The Springboks have made it clear that they will prioritise their defence over attack, and it couldn’t have been more clear in practice against Japan. Rassie Erasmus’ side is far happier without the ball than with it, using the opponent’s possession against them with some brutal defence. While the mindset could be a little more balanced, Erasmus obviously knows what his team is capable of, and he’s not going to try and force them into an uncomfortable strategy by trying to secure possession. The Boks are happy to rack up 130 tackles per game and grind a win, and while it may not be the prettiest of tactics, it works.

Boks need a secondary playmaker and better kick-attack

While the above point is valid, the Boks do need to consider a second playmaking option in the backline.
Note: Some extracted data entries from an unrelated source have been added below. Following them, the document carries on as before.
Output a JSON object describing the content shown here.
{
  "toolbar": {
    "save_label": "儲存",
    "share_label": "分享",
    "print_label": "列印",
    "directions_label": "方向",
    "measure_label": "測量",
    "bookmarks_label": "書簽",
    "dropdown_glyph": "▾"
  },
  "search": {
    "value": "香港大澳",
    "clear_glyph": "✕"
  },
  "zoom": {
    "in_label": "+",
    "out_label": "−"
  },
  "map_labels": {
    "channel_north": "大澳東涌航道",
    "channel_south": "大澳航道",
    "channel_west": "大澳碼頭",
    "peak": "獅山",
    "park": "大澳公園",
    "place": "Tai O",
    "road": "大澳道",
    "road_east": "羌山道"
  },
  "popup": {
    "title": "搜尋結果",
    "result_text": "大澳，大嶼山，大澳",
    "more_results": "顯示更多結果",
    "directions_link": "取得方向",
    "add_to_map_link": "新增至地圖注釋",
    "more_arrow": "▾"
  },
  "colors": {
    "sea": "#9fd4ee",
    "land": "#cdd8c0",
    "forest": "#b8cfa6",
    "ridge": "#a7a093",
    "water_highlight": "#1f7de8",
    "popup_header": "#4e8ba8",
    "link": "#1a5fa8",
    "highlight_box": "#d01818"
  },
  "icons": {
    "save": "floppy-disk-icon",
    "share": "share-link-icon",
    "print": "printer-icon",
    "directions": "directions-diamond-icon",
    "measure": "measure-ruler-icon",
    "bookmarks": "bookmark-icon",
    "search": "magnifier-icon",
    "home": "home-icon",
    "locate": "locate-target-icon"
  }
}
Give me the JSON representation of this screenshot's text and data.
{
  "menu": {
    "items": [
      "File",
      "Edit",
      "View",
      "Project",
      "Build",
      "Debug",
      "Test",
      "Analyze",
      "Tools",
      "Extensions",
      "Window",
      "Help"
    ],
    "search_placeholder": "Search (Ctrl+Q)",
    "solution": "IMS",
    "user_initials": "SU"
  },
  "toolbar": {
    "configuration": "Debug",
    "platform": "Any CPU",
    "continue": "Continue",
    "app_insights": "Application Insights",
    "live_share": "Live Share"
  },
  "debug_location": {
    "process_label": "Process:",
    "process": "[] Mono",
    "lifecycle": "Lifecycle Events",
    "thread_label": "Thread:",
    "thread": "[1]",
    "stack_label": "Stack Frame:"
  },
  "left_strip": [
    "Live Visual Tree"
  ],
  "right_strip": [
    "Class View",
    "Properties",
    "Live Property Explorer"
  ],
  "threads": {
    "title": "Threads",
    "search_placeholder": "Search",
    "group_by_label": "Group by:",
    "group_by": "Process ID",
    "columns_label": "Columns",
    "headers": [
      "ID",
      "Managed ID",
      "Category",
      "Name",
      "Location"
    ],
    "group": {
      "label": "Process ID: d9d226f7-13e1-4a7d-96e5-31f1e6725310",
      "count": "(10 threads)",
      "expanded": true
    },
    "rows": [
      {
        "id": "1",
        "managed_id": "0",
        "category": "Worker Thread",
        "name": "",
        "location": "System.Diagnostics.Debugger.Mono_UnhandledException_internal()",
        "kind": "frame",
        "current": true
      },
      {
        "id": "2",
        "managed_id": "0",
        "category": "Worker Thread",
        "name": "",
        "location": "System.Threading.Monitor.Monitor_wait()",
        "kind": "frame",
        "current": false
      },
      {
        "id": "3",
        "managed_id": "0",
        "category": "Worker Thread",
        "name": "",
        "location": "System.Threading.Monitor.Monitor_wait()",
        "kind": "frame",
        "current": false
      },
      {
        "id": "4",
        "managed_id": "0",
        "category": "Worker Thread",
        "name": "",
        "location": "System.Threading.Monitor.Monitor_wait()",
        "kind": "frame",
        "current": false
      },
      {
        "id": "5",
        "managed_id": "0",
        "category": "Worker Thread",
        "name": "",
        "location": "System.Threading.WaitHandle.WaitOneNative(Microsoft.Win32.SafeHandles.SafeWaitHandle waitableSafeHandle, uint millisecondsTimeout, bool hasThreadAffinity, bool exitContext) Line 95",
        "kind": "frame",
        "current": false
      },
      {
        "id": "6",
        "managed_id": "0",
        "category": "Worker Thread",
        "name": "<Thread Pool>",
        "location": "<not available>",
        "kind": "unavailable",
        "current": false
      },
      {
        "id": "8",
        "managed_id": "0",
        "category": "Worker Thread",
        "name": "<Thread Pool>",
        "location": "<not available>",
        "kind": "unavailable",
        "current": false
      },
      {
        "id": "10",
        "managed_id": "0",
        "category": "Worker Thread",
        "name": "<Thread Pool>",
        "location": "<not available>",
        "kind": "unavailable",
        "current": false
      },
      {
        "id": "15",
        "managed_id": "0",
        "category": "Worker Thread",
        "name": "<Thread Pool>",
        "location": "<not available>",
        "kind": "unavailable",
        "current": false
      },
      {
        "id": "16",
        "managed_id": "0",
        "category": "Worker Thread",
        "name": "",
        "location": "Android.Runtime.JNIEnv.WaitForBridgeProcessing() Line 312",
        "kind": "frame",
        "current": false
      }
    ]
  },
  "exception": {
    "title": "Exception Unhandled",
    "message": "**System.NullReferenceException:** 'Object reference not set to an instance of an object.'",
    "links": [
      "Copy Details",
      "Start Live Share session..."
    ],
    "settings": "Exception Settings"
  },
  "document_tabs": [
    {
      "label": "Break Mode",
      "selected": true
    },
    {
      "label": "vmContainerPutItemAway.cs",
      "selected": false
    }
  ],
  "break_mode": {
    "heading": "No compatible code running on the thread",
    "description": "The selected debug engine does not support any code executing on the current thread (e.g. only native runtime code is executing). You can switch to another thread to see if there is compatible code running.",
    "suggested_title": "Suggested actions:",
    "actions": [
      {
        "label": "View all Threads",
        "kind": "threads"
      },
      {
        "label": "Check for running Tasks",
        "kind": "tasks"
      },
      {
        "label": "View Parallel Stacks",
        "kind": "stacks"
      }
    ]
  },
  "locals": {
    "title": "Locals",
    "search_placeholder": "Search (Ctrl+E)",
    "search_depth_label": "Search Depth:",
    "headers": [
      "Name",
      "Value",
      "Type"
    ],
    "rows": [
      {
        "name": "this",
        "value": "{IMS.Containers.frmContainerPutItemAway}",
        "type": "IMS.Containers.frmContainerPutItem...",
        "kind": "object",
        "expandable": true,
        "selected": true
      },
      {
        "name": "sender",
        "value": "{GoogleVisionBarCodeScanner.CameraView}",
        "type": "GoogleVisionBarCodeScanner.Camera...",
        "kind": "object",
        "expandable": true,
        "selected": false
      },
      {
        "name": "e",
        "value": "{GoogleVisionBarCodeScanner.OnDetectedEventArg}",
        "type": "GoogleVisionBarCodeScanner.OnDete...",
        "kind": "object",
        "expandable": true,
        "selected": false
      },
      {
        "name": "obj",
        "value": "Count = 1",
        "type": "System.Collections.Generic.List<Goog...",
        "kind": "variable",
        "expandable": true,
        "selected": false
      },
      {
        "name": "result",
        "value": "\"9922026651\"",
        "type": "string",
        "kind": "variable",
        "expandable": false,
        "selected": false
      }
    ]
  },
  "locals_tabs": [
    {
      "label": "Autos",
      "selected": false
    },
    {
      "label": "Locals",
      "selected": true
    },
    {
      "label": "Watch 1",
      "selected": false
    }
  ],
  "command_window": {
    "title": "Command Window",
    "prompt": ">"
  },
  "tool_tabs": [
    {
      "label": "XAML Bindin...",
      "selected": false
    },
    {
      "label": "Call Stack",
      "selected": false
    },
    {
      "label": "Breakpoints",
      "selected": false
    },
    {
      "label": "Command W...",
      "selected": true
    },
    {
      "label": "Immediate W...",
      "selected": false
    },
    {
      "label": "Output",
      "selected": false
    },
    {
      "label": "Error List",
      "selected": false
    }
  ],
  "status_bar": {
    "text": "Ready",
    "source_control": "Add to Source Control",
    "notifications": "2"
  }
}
Willie le Roux’s original role seemed to fall within this philosophy, but Le Roux has had a tough time in making decisions on attack and balancing his positional play at the back on defence. A ball-playing outside centre would add an unpredictable element to the backline, and provide some dynamic attacking options once the ball moves past Handré Pollard. The Springboks will only improve and continue to rack up wins with their approach of sheer force, but if they want to be No. 1, they need to evolve the backline. Having an attacking kicking game will enhance South Africa tremendously (an area Pollard lacks in). With more and more teams implementing a blitz defence (note how Japan closed down South Africa’s line multiple times), teams have to have a few kick-attack options in their arsenal. This is going from being an ‘option’ to becoming a necessity for any side that wants to counter the always-learning and adapting defensive patterns.

England are the most well-prepared team in the competition

While it’s fair to say that the All Blacks appear to be the best team in the tournament (though not unbeatable), the most well prepared team is surely England. There is a confidence and pinpoint execution with everything they do, whether it’s a rolling maul, loop move, or simply kicking to the corner. Every player knows their role and the substitutes add a spark just when their gameplan needs it. Eddie Jones has crafted a strong team with a clinical territory-based plan, putting pressure on every kick of their own and capitalising on any opportunity they can (Jonny May’s opening try and Anthony Watson’s intercept being great examples of forcing errors on the opposition).

Wales aren’t up to scratch

Wales managed to pull off a Houdini trick against France, edging them in a one-point thriller that saw the Welshmen secure their quarter-final spot against the Springboks, but it wasn’t without its concerns. Wales barely strung together any comprehensive phases throughout the entirety of the 80 minutes, actually looking on the back-foot to France for a majority of the game, and luckily being on the positive side of some unexplainably-French moments from Les Bleus. Warren Gatland’s men seemed to struggle against just 14 men (thanks to a brain-explosion from Sébastien Vahaamahina) and were beneficiaries of a match-winning try via a dubious forward-rip from Welsh scrumhalf Tomos Williams. We all know Wales are a good side, but we’ve only seen glimmers of it in the pool stages, and the Welsh will need to up their game dramatically if they’re to put up a fight against South Africa in the semis.